30. January 2015 - 14:43 SPIESSER-Autorin pippi.langstrumpf.
„Und, was machst du so nach dem Abi?“ Dass ich auf diese Frage einmal mit „In Auschwitz arbeiten“ antworten würde, hätte ich noch vor einem Jahr kaum für möglich gehalten. Und doch: Die Straßen, durch die ich an diesem Morgen im Nebel mein Fahrrad schiebe, sind Teil der polnischen Kleinstadt Oświęcim, in anderen Zeiten „Auschwitz“ genannt.
Dieser Name dürfte vielen bekannt sein – allerdings steht er im Allgemeinen nicht für eine moderne Stadt, sondern für Tod und Verbrechen. An diesem Ort haben die Nationalsozialisten während des 2. Weltkrieges zwischen 1,1 und 1,5 Millionen Menschen umgebracht, ein Großteil davon jüdischer Herkunft. Der Begriff „Auschwitz“ ist zum Synonym für den Holocaust geworden. Heute noch sind wir fassungslos angesichts der Überreste des Konzentrations- und Vernichtungslagers, die von der systematischen Tötung unschuldiger Menschen zeugen.
Ein etwas anderer Ort
Was ich hier mache? Die kurze Antwort lautet: einen Internationalen Jugendfreiwilligendienst – ähnlich einem FSJ, aber eben im Ausland. Etwas genauer erklärt: Ich arbeite nicht direkt in der Gedenkstätte Auschwitz-Birkenau, sondern etwas weiter entfernt vom ehemaligen Lager, in der „Internationalen Jugendbegegnungsstätte“, kurz IJBS. Diese Begegnungsstätte ist eine Mischung aus Jugendherberge und Bildungszentrum: Gruppen, die Auschwitz im Rahmen einer Klassen- oder Studienfahrt besuchen, können hier übernachten und ein Bildungsprogramm in Anspruch nehmen.
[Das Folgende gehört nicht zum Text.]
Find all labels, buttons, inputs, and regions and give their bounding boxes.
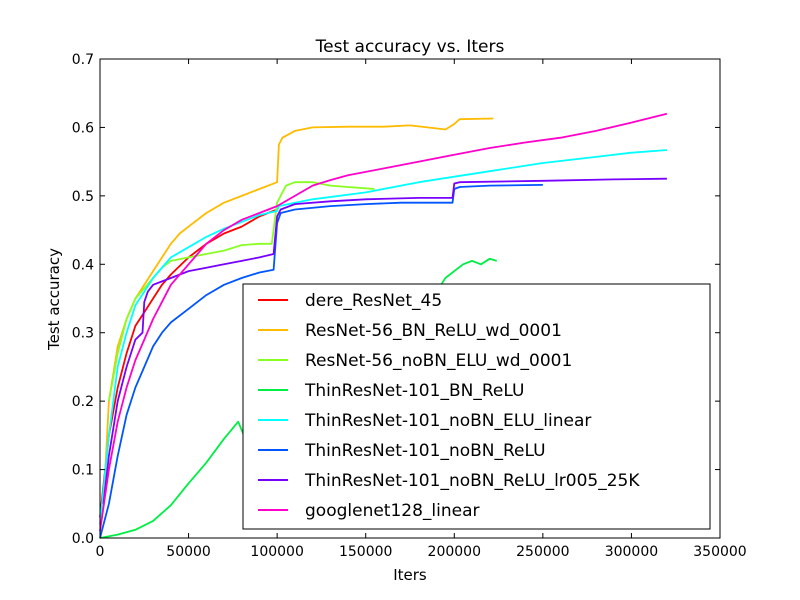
legend-label: ResNet-56_BN_ReLU_wd_0001 (305, 321, 562, 341)
x-tick-label: 200000 (428, 544, 481, 560)
series-line-6 (99, 184, 543, 539)
legend-label: dere_ResNet_45 (305, 291, 442, 311)
y-axis: 0.0 0.1 0.2 0.3 0.4 0.5 0.6 0.7 (72, 52, 720, 547)
legend-label: ThinResNet-101_noBN_ReLU_lr005_25K (304, 471, 640, 491)
legend-label: ThinResNet-101_noBN_ELU_linear (304, 411, 591, 431)
x-axis-label: Iters (393, 566, 427, 584)
y-tick-label: 0.1 (72, 463, 94, 479)
y-tick-label: 0.4 (72, 257, 94, 273)
y-tick-label: 0.0 (72, 531, 94, 547)
x-tick-label: 50000 (166, 544, 211, 560)
series-line-2 (102, 117, 494, 504)
x-tick-label: 300000 (605, 544, 658, 560)
series-line-3 (108, 181, 375, 402)
x-tick-label: 350000 (693, 544, 746, 560)
legend-label: ThinResNet-101_BN_ReLU (304, 381, 524, 401)
chart-title: Test accuracy vs. Iters (315, 37, 505, 57)
legend-label: ResNet-56_noBN_ELU_wd_0001 (305, 351, 572, 371)
y-tick-label: 0.7 (72, 52, 94, 68)
x-axis: 0 50000 100000 150000 200000 250000 300000 3500… (96, 59, 747, 560)
y-tick-label: 0.3 (72, 326, 94, 342)
y-tick-label: 0.5 (72, 189, 94, 205)
legend: dere_ResNet_45 ResNet-56_BN_ReLU_wd_0001 R… (242, 283, 711, 530)
y-tick-label: 0.6 (72, 120, 94, 136)
x-tick-label: 0 (96, 544, 105, 560)
axes-frame (99, 58, 721, 539)
series-line-7 (102, 177, 667, 504)
x-tick-label: 100000 (250, 544, 303, 560)
series-line-5 (99, 149, 667, 525)
x-tick-label: 150000 (339, 544, 392, 560)
y-axis-label: Test accuracy (45, 248, 63, 351)
legend-label: ThinResNet-101_noBN_ReLU (304, 441, 546, 461)
series-line-8 (99, 112, 668, 532)
legend-box (242, 283, 711, 530)
series-line-1 (99, 208, 278, 518)
y-tick-label: 0.2 (72, 394, 94, 410)
plot-area (99, 112, 668, 539)
x-tick-label: 250000 (516, 544, 569, 560)
legend-label: googlenet128_linear (305, 501, 480, 521)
Betreut werden sie dabei von den Mitarbeitenden der pädagogischen Abteilung, von den Guides in der Gedenkstätte – und von mir, der Freiwilligen aus Deutschland.
Die Baracken von Auschwitz sind heute ein
viel besuchter Erinnerungsort. Foto: Flickr-User Monica Kelly (CC BY-SA 2.0)
Die Organisation, mit deren Hilfe ich diesen Freiwilligendienst leiste, ist der „Internationale Bund“, kurz IB, einer der größten deutschen Dienstleister im Bereich der sozialen Jugend- und Bildungsarbeit. Mich lockte die Herausforderung an dieser Stelle – fremdes Land, fremde Sprache, völlig unbekannte Arbeit – und ich fand den historischen Hintergrund spannend. Die Idee, mit einem „Ort der Begegnung“ gegen das Vergessen anzuarbeiten, gefiel mir sehr.
Seit September bin ich nun als Freiwillige hier und habe inzwischen die Arbeit in der Jugendbegegnungsstätte und das Leben in der Stadt kennen und lieben gelernt. Oświęcim ist eine hübsche Kleinstadt westlich von Krakau, in deren Zentrum kaum etwas an die grausame Geschichte des Ortes erinnert. Erst außerhalb der Stadt, auf der anderen Seite des Flusses Soła, drängen sich die Besucherbusse auf dem Parkplatz vor dem ehemaligen „Stammlager“ Auschwitz.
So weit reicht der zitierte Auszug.